A "cob" may be a swan, a gull, or even a horse, but it is not a spider. A cobweb, however, is a common term for a spider's handiwork, and predates "spiderweb" by 200 years. It derives from the Old English word for spiders, "attercoppes," literally "poison heads," for in the Middle Ages it was a common belief that spiders were poisonous. Eventually the word "copweb" appeared, and with slurring over the years, that woven snare we occasionally walk through became a cobweb.
These flashy roadside flowers were named by farmers. Centuries ago, English dairy farmers believed that if a cow ate these little yellow meadow blossoms, the butter and cream the cow produced would have the same rich color.
The truth is that buttercups don't contribute to the quality of dairy products. They grow only in good pastureland, however, and the cows do the rest. Its scientific name, Ranunculus, is Latin for "little frog," for most buttercups (and frogs) like moist places. In many cultures, sighting buttercups was said to bring not only good milk but also good fortune.

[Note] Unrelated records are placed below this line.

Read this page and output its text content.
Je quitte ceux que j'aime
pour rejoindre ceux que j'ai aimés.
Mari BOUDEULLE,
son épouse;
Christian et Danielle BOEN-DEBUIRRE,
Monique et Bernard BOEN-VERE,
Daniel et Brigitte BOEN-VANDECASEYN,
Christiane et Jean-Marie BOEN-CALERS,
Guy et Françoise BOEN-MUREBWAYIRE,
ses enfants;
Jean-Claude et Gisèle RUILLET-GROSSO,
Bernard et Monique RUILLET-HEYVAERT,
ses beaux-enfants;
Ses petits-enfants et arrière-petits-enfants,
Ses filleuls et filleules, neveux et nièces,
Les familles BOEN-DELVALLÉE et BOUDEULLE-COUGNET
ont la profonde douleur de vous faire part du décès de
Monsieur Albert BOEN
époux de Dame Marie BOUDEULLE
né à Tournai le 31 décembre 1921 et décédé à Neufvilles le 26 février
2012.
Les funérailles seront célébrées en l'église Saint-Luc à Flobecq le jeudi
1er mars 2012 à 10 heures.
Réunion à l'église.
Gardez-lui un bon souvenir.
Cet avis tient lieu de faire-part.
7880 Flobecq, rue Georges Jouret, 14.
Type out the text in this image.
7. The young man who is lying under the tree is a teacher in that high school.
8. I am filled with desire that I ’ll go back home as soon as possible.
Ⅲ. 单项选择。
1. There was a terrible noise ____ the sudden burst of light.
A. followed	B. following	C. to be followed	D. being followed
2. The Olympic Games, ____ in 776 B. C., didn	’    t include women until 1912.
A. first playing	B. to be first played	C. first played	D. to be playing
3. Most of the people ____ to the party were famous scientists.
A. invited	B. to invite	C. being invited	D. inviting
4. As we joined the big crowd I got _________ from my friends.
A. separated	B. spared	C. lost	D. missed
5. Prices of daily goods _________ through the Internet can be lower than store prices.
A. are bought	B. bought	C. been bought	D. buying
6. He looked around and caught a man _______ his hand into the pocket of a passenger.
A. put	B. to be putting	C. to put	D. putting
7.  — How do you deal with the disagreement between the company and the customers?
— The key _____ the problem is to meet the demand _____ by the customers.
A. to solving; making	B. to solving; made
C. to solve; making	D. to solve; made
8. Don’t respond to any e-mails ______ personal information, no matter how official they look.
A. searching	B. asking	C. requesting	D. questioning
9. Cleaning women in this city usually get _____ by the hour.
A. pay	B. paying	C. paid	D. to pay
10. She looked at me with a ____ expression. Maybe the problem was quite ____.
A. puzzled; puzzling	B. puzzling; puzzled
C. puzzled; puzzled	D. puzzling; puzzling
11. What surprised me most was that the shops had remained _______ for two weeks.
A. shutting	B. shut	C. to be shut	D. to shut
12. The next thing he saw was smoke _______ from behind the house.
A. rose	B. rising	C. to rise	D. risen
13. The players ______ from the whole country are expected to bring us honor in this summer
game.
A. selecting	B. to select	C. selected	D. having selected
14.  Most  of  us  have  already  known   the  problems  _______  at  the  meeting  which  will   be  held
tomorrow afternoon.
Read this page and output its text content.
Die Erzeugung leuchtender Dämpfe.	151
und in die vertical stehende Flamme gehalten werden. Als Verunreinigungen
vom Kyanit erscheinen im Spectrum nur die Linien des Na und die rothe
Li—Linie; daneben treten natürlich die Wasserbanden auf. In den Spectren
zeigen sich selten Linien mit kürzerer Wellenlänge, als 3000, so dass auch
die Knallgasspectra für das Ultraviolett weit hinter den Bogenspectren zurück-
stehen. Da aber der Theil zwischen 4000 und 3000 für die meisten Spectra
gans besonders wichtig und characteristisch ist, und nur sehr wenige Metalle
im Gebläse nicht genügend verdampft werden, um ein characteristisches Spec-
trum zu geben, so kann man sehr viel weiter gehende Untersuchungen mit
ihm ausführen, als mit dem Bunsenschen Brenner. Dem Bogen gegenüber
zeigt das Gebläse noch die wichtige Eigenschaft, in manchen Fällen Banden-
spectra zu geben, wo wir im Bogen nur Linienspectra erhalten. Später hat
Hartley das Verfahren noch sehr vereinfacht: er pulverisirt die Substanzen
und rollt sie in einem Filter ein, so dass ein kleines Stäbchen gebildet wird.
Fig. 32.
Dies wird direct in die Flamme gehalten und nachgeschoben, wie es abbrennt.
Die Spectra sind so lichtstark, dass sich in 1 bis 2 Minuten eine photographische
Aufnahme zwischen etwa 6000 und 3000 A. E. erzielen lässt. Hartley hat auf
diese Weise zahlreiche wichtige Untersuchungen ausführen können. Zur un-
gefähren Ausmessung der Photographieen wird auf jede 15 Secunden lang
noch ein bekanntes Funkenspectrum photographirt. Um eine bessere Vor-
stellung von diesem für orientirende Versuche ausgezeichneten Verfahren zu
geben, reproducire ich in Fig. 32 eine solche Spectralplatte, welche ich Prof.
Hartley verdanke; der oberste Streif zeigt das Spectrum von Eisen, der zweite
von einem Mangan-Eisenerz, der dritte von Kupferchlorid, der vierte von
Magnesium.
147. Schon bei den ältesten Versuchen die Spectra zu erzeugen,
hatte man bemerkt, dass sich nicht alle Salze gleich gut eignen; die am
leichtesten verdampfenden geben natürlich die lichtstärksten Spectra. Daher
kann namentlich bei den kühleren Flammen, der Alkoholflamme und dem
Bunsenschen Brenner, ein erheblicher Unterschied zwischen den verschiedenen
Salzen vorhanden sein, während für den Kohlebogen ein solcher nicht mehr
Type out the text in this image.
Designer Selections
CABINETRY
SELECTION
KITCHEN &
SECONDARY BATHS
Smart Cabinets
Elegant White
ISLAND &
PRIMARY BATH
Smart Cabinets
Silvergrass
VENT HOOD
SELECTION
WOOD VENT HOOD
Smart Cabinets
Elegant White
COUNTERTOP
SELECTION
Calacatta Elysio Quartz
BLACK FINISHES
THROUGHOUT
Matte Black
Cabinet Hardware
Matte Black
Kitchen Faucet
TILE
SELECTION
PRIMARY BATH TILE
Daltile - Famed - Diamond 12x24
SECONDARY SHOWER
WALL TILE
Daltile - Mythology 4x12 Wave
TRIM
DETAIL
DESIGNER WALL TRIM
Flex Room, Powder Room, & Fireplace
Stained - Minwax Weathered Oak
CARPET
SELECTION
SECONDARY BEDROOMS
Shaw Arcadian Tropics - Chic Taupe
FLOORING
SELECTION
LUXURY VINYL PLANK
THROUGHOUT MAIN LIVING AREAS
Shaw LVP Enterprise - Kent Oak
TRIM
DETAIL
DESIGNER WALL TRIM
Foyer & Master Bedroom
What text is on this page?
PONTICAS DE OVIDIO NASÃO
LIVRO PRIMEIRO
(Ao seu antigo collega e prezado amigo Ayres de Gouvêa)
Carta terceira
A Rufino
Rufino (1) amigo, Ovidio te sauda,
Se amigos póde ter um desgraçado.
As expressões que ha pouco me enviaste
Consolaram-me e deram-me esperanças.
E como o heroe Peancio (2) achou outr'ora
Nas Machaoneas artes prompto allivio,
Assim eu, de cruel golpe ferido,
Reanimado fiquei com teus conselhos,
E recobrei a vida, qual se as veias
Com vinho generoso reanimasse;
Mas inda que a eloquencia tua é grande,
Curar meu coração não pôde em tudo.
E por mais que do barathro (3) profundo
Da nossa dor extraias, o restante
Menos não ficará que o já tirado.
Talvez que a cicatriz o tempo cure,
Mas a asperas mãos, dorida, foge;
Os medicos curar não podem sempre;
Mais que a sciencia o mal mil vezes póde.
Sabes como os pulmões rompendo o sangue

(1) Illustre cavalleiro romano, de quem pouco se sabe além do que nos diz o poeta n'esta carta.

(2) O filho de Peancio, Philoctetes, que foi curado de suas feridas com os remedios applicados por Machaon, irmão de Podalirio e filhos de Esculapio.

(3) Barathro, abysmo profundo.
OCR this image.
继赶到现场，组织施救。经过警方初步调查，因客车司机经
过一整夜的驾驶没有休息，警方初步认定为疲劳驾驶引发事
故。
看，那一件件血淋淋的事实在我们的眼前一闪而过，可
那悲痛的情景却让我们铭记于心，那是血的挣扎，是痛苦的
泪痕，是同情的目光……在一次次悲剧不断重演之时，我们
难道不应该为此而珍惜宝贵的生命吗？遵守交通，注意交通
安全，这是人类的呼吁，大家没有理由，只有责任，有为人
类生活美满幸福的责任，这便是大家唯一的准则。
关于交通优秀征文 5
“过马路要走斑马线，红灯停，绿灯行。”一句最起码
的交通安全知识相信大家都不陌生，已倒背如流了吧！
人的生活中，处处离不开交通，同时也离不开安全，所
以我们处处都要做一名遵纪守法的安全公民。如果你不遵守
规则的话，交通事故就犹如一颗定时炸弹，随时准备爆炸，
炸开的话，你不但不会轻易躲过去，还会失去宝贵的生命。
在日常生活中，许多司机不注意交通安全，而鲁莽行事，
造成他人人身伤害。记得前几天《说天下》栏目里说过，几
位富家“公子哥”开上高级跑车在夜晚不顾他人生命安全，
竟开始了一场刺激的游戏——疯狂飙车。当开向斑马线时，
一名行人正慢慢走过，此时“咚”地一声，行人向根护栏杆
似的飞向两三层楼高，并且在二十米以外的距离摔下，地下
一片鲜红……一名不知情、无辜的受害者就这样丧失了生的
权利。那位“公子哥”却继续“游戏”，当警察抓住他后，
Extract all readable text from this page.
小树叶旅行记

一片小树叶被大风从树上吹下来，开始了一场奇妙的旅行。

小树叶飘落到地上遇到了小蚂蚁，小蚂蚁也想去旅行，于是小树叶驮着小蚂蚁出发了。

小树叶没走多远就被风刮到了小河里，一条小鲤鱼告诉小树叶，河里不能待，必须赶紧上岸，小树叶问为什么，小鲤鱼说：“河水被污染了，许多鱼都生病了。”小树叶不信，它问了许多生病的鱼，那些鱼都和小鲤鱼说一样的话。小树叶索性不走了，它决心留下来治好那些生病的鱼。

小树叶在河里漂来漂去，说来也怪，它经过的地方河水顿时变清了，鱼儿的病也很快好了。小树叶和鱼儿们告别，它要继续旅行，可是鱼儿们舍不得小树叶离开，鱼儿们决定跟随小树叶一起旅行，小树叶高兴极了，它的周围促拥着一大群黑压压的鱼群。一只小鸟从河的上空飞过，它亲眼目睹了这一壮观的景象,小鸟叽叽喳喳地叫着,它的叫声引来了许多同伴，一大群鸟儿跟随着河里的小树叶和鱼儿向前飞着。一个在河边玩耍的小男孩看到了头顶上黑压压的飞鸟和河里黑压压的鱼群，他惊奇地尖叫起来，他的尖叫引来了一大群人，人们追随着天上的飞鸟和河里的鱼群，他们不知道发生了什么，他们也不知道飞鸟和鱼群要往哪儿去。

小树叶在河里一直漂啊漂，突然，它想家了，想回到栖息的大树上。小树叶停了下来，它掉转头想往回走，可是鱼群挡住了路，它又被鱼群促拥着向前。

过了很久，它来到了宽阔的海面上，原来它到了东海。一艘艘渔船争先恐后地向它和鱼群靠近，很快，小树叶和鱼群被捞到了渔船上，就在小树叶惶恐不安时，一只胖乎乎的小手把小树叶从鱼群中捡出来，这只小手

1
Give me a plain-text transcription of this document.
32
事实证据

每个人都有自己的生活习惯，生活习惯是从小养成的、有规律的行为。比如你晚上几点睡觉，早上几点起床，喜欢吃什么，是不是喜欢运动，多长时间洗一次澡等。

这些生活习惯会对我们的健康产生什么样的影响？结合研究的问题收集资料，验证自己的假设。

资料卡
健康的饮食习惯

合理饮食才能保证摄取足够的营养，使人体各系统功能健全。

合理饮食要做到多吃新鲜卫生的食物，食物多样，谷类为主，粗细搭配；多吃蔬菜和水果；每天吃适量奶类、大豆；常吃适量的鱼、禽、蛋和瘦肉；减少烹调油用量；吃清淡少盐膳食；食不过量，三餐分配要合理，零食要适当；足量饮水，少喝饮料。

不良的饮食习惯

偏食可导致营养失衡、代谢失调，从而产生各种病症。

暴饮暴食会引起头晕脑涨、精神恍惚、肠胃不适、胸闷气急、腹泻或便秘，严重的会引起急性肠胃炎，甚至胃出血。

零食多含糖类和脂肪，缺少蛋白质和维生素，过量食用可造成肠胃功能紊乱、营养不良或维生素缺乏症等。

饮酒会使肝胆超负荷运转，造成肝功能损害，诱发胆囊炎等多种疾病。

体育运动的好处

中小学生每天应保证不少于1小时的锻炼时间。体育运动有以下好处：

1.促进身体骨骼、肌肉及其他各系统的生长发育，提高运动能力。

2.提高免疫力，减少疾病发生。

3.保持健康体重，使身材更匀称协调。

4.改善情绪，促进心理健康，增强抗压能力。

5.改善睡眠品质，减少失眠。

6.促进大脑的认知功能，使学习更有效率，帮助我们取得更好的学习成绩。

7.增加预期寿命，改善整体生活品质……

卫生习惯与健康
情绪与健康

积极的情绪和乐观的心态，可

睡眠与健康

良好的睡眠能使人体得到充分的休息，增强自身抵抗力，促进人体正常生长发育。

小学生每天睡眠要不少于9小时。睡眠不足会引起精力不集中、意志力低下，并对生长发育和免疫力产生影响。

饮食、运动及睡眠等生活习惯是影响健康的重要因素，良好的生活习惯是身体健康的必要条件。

This insect's etymology has caused wild speculation among word experts for centuries. Eighteenth-century lexicographer Samuel Johnson explained the "butter" in butterfly by noting that spring is the season in which butterflies appear - when butter is first churned. A more popular theory refers to medieval folklore, in which fairies were said to turn into butterflies and steal, of all things, butter.